Press Box Notes - Kudos to media relations director Chris Lahey for putting together an excellent, visually attractive and informative media guide...Spotted in the Ice Palace press box on Saturday night---Tampa Bay Lightning radio announcer Larry "Yessir, Yessir, Yessir" Hirsch...One edge the Ice Palace press box has on the ThunderDome's? The abundance of televisions. One is never more than six feet from any of the many boob tubes that hang in supports from the ceiling of the press box.

Turn Down That Damn Noise! - One of the strengths of playing Arena Football in the Ice Palace as opposed to the ThunderDome is the relatively low ceiling and intimate configuration of the arena, allowing for the fans' noise to reverberate throughout the building instead of wafting up into the vast space under the ThunderDome's Teflon roof.

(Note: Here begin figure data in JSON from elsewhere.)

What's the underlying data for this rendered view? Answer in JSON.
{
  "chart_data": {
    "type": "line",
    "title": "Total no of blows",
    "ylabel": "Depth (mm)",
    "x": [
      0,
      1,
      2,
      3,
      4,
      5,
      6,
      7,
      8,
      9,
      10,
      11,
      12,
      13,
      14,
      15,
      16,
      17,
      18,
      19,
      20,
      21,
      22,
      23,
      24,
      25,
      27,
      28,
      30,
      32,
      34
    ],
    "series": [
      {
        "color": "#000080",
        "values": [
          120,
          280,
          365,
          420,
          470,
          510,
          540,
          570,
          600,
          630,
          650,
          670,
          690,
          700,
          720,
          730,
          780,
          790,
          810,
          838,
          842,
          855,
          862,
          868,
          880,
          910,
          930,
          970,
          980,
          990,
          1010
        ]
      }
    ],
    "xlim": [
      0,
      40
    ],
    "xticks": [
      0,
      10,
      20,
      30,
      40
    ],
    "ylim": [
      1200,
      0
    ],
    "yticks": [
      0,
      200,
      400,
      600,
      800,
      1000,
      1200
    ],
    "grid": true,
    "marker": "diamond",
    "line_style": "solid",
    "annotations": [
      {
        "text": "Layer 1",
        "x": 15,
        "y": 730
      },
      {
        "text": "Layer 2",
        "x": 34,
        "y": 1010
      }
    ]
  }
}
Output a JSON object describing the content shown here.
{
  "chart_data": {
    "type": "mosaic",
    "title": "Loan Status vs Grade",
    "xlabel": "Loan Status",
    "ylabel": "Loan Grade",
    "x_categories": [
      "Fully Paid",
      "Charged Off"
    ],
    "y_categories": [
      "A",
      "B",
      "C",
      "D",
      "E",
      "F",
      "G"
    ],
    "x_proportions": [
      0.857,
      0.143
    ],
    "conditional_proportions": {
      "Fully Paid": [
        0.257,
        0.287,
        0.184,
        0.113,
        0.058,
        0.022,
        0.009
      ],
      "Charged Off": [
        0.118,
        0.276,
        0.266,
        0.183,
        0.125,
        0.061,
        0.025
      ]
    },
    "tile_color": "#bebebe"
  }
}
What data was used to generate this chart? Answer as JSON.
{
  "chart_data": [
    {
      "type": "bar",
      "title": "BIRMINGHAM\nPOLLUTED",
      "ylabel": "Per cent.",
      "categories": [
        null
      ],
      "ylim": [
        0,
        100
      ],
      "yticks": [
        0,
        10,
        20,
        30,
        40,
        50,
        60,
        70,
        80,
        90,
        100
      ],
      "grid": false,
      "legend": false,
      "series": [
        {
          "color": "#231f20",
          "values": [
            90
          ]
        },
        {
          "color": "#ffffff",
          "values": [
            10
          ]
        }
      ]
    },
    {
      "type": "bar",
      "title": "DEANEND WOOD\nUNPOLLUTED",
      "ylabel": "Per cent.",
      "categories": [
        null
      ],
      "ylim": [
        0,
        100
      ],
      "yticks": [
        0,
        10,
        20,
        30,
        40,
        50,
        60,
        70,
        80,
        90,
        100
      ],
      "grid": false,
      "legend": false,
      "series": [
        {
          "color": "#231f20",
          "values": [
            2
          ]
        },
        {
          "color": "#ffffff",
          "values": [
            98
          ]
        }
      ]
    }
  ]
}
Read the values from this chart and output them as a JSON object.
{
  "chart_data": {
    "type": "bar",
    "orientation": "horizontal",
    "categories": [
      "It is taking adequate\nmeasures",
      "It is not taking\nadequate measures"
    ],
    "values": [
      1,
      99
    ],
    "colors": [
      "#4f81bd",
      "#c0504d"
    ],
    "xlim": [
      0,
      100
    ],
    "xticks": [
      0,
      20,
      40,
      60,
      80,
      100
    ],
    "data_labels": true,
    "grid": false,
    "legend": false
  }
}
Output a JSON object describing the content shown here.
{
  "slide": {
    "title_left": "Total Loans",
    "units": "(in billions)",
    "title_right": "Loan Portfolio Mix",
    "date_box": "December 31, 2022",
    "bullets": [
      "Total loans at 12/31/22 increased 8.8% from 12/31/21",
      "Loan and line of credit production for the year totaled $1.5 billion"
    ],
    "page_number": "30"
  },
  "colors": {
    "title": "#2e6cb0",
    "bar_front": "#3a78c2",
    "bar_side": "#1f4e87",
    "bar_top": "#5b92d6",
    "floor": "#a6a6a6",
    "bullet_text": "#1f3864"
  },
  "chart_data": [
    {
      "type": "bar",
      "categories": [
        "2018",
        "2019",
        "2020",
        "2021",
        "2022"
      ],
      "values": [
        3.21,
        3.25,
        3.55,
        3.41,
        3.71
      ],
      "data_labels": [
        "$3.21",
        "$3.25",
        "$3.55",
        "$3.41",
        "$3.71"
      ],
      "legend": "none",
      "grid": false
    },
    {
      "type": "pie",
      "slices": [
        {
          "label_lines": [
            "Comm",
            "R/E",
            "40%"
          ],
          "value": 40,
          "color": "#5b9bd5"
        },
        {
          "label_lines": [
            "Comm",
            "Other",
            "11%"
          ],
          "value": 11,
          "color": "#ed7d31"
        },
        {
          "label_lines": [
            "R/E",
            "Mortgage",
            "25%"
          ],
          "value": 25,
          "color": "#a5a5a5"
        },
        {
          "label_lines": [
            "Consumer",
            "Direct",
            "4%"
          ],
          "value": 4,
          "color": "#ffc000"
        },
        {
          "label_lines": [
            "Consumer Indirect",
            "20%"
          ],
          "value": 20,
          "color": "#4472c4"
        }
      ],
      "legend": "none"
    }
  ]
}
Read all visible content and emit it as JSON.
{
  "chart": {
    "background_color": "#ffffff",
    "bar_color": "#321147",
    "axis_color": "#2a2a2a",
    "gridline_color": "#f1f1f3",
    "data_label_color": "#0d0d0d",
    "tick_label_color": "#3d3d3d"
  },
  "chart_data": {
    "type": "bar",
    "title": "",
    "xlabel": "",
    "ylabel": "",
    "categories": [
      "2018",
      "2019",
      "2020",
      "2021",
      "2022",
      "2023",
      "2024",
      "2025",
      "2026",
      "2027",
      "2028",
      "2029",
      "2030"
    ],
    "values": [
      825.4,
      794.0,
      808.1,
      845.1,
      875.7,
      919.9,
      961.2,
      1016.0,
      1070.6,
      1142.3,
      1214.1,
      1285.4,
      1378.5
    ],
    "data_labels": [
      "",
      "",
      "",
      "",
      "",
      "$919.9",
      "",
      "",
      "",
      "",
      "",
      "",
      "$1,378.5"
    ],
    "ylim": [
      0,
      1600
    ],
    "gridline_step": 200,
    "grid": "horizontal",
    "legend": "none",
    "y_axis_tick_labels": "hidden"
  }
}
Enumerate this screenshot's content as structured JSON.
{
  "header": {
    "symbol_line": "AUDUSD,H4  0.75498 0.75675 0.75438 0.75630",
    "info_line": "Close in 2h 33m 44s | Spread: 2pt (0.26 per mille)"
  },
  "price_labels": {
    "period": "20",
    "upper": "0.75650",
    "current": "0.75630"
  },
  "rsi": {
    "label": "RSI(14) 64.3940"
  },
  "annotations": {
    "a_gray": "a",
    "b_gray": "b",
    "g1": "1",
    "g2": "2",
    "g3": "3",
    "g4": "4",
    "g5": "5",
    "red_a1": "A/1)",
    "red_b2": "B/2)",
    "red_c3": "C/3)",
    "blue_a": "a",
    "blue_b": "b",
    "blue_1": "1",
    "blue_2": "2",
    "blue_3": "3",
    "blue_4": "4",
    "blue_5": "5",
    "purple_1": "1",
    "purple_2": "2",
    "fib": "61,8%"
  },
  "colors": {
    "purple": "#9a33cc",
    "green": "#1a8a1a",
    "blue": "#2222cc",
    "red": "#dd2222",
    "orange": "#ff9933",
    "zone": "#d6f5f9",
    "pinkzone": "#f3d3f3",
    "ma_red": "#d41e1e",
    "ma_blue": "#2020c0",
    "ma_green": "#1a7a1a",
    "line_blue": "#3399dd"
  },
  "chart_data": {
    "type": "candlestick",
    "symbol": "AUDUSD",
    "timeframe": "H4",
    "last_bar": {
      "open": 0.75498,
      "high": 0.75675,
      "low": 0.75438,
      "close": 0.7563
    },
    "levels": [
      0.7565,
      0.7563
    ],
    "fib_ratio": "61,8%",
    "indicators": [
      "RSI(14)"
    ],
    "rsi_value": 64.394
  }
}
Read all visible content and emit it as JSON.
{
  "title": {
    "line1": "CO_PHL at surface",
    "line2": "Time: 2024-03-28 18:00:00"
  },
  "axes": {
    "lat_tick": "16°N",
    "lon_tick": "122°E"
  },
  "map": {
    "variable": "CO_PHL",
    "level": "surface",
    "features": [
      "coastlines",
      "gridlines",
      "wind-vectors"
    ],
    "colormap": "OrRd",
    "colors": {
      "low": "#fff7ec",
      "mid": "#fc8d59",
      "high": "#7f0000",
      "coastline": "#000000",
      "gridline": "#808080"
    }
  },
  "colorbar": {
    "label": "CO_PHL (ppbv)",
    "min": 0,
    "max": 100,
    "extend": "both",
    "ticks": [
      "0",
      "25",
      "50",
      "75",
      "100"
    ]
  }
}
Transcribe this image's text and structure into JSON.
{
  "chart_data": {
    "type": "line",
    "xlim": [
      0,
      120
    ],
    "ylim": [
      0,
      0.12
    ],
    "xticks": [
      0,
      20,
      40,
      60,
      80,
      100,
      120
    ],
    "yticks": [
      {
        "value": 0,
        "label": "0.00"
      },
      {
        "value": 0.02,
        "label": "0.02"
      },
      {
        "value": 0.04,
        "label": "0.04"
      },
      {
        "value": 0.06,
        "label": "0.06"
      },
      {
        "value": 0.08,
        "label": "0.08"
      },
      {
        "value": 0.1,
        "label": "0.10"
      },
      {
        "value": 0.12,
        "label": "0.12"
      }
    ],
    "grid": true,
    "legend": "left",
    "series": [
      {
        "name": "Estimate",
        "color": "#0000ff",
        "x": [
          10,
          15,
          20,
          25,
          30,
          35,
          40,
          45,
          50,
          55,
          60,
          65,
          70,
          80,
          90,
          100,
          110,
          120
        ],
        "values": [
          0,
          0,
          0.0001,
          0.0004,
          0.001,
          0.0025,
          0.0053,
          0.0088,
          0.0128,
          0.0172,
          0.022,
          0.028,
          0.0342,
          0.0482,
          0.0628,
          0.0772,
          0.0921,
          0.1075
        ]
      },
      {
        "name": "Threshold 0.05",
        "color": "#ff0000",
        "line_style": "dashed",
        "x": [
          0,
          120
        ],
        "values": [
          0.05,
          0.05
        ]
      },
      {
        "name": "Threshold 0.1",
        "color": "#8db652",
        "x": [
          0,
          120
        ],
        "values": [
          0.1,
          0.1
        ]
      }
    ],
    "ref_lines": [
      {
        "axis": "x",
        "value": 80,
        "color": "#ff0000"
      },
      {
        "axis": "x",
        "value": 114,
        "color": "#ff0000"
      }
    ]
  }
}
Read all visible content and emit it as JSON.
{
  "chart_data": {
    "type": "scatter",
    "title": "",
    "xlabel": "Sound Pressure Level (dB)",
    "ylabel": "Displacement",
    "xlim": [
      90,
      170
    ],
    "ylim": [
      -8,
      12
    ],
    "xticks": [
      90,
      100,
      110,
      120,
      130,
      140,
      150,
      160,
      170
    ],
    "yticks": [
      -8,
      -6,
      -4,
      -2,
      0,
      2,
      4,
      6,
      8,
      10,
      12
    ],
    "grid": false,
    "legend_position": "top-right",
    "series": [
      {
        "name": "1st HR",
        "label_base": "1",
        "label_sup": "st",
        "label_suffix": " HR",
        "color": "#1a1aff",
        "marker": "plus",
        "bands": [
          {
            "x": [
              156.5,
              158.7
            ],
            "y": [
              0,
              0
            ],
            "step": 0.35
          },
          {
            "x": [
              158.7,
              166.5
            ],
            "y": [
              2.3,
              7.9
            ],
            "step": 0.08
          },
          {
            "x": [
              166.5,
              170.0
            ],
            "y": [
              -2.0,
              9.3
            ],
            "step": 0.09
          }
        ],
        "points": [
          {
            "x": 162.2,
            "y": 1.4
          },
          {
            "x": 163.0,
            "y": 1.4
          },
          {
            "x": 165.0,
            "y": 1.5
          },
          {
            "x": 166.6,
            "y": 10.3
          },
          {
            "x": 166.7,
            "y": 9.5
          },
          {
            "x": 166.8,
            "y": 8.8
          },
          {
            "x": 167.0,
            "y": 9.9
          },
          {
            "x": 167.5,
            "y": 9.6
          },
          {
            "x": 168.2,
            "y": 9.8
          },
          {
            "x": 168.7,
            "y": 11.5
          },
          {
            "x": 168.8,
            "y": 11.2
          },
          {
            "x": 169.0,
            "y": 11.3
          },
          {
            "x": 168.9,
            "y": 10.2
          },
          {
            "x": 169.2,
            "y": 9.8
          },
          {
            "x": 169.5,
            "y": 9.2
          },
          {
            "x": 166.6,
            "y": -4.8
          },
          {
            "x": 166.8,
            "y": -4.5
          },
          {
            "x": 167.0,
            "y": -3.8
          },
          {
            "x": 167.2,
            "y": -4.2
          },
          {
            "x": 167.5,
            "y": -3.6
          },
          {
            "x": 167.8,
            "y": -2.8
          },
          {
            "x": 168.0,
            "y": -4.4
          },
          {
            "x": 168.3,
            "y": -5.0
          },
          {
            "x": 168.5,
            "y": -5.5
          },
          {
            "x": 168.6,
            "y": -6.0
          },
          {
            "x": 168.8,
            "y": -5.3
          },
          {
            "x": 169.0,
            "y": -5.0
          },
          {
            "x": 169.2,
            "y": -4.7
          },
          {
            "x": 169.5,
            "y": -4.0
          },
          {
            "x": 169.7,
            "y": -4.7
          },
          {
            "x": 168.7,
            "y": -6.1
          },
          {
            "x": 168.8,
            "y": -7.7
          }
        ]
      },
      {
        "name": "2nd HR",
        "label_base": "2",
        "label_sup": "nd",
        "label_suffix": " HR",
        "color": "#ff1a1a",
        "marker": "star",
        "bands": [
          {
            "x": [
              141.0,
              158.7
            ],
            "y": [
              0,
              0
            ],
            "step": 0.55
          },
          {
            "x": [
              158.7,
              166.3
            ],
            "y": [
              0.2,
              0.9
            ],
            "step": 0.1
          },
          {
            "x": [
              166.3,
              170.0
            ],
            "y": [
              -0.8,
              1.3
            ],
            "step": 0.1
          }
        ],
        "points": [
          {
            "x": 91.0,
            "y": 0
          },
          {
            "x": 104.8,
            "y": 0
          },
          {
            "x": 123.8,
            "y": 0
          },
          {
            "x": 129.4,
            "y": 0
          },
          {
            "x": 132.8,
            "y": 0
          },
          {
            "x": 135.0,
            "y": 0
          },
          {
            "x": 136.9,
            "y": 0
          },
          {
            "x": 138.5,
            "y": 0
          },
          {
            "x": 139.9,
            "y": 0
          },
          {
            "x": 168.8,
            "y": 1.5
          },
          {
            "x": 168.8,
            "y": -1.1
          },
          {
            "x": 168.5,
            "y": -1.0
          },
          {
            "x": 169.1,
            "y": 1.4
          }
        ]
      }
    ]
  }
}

Evidently, the increase in noise carries over to the music broadcast over the sound system between plays, and when that music lasts too long, there is a consequence. The Storm faced such a consequence when referee Jack Baker took to the microphone after the second play of the second quarter and, like a father disapproving of his child's taste and volume of music, ordered the team to stop the music when the Bobcats broke the huddle. Prior to this point, the music kept going right up until the snap of the ball. "The music must stop when Florida comes out of the huddle," Baker intoned bluntly.

Belden's Blues - New kicker Terry Belden arrived in Tampa just two days before the opening win at Arizona, and performed well in the first game, hitting four of five extra points and hitting the net on all of his kickoffs. Against the Bobcats, though, Belden struggled, missing two of four extra points and failing to reach the net on two kickoffs. "My performance was pretty horrible; I'm not happy with that," Belden said. His night got off on the wrong foot when his first extra point sailed wide left. However, he made an impression on Bobcat offensive specialist and kick returner Cleveland Pratt by slamming him to the turf in a vigorous tackle after Belden miised a 45-yard field goal with 5:17 left in the second quarter. "I figured I had to help out some way---my leg was a little crooked tonight, so I figured I would help out another way," he said.

The Numbers Game - FB/LB Les Barley debuted with a new number---#46. He wore #32 last week and had worn #42 in his previous tour of duty with the Storm (1993-94).

Awards - The Player of the Game as voted on by the Storm Shelter staff was Thomas, whose debut in the Ice Palace resembled so many of his old games, as he caught 11 passes for 145 yards and three touchdowns. His two-game totals are a stellar 16 catches for 206 yards and four touchdowns. The Ironman of the Game was Barley, who rushed for 19 yards on five carries and added a tackle on defense.